A piece in Time Mag about Mother Theresa and the despair she long felt, the silence she heard from her Beloved.
(Himself is really starting to think Catholic, he mentioned hearing about it and that it reminded him of Fr Corapi saying OF COURSE it is our spiritual leaders who too often fall, who would the devil go after first? In war, you try to take out the leaders.)
But it is a common, common story in the hagiographies of mystics and other saints, is it not?
So we'll have no more of that "you're supposed to be happy all the time," twaddle, thank you very much.
Everyone feels it from time to time, and the idea that Faith should function as spiritual zoloft is very damaging, in the way that unrealistic images of beauty are.
The unrealistic expectations it too often sets up can be mortal.
Far from disqualifying her for sainthood, to have lived the life she did always so close to the brink of despair shows the real heroism of her life, the heroism of her virtue, no?

"[R]adiating joy is real" because Christ is everywhere — "Christ in our hearts, Christ in the poor we meet, Christ in the smile we give and in the smile that we receive." ...
"the silence and the emptiness is so great, that I look and do not see, — Listen and do not hear — the tongue moves [in prayer] but does not speak "...

The two statements, 11 weeks apart, are extravagantly dissonant. The first is typical of the woman the world thought it knew. The second sounds as though it had wandered in from some 1950s existentialist drama.
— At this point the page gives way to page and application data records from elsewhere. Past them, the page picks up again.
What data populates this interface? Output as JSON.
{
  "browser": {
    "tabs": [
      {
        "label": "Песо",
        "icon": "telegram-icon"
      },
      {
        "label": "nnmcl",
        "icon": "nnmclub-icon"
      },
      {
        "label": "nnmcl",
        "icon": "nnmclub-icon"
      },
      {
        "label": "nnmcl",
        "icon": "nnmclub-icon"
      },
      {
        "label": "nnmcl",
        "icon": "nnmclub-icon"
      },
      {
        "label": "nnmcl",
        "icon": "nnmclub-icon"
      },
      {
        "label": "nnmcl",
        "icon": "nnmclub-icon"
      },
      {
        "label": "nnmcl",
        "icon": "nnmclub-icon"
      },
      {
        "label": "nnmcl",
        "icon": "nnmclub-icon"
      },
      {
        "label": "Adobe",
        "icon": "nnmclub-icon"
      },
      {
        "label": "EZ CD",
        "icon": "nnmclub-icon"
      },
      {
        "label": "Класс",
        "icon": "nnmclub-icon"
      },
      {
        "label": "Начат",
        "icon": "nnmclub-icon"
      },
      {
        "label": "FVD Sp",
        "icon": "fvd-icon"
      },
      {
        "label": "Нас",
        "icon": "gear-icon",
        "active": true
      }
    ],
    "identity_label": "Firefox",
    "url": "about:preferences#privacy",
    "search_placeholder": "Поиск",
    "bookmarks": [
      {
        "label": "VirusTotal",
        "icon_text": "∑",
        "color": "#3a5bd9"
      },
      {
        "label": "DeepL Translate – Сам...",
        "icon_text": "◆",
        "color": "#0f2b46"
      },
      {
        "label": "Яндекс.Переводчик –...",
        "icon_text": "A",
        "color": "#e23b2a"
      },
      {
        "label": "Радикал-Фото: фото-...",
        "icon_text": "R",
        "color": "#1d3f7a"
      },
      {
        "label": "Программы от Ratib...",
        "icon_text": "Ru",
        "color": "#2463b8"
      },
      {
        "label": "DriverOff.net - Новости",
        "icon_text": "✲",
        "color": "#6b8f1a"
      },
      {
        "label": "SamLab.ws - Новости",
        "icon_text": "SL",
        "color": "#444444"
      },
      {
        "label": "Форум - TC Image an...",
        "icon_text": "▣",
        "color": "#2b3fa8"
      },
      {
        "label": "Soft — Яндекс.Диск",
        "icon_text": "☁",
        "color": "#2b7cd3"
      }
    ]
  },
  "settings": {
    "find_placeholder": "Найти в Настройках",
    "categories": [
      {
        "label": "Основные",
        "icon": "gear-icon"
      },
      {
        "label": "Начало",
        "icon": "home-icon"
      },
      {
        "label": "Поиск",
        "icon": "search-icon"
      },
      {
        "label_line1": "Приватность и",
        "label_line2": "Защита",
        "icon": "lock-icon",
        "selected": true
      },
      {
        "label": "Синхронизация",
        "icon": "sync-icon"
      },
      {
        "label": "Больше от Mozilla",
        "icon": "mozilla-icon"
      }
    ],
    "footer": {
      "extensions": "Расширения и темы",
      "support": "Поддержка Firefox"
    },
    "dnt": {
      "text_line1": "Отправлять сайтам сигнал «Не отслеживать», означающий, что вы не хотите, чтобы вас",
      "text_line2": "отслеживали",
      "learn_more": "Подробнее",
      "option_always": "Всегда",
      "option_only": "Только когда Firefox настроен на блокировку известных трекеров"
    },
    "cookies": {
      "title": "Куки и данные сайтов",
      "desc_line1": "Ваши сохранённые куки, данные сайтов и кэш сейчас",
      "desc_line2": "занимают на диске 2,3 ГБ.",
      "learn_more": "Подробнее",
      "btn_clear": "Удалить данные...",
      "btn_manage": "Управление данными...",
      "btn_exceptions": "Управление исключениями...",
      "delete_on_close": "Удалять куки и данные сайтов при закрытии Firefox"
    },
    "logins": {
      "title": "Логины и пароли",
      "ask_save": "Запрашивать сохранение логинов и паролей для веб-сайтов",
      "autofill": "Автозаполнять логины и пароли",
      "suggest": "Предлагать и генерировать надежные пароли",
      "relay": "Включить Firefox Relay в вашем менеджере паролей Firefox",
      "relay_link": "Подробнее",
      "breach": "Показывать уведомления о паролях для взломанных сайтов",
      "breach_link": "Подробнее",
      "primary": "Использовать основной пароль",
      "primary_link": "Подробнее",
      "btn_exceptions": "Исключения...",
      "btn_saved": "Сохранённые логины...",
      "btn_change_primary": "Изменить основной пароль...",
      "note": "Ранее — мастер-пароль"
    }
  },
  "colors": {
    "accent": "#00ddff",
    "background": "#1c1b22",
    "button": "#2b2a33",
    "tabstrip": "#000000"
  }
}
Together they suggest a startling portrait in self-contradiction — that one of the great human icons of the past 100 years, whose remarkable deeds seemed inextricably connected to her closeness to God and who was routinely observed in silent and seemingly peaceful prayer by her associates as well as the television camera, was living out a very different spiritual reality privately, an arid landscape from which the deity had disappeared.